The stock is now down to less than a fourth of its high of $87.61, struck a year ago.
An adjusted loss per share for 2022 is forecast to be 55 cents at the center of the guidance range, wider than previous guidance for a loss of 48 cents.
Quarterly revenue rose more than 18% from a year ago to about $98 million, but margins eroded and losses widened. Adjusted gross margin was down by 7.9 percentage points to 55.8%. On a per share basis, adjusted net loss came in at 48 cents compared to 18 cents in the same period a year ago.
At least four brokerages slashed their price targets for the stock. This included Piper Sandler, RBC, BofA and Morgan Stanley.
Fastly runs a content-delivery network to push data quickly around the internet.
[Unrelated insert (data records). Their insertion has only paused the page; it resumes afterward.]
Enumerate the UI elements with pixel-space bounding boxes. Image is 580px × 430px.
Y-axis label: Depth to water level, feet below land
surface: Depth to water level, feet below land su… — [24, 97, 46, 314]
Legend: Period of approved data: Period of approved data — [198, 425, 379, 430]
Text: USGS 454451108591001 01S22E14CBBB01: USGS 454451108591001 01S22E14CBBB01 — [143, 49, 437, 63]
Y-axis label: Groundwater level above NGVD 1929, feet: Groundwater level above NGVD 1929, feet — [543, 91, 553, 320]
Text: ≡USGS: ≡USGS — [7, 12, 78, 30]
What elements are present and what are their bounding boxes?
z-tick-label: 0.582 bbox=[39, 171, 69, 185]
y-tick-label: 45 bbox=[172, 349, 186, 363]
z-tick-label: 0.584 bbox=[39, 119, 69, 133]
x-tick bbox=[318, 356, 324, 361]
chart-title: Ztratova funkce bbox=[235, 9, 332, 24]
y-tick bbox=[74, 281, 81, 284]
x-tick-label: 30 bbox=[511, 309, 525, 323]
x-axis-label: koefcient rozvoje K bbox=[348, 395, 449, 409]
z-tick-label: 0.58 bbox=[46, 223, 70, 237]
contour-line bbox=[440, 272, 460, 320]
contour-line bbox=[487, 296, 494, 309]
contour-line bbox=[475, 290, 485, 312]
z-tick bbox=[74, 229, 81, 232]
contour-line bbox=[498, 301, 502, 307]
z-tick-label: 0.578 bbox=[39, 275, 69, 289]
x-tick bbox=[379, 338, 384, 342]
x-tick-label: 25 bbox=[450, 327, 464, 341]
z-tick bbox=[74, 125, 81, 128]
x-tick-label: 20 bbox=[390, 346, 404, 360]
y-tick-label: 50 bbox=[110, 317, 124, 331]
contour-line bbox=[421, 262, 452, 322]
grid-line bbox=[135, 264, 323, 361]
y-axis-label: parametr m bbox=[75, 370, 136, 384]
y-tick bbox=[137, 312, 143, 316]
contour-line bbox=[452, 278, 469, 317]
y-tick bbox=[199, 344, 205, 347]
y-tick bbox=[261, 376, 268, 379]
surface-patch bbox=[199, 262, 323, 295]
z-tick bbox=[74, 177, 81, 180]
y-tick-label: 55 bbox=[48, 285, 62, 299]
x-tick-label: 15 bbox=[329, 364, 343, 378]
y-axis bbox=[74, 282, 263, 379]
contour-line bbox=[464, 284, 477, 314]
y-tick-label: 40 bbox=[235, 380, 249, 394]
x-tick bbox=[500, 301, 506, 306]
It hosts a service that large enterprises use to serve content to millions of users simultaneously.
Rather than hosting all website content on a single set of servers in one location, Fastly puts cloud infrastructure in dozens of locations to let people download from a server closest to them. It supports major websites like The New York Times, Reddit, that of U.K. government, The Verge and Bloomberg.
The company had a tough year as the impact of June outages at several of the global websites it supports lingered. At one point, the company had guided for annual revenue of $385 million at center of its guidance range, which it later revised to $345 million. It closed the year at just over $354 million.
Full-year revenue is now seen at $405 million at center of its guidance range, over 14% higher year-on-year. This compares with 22% growth in 2021.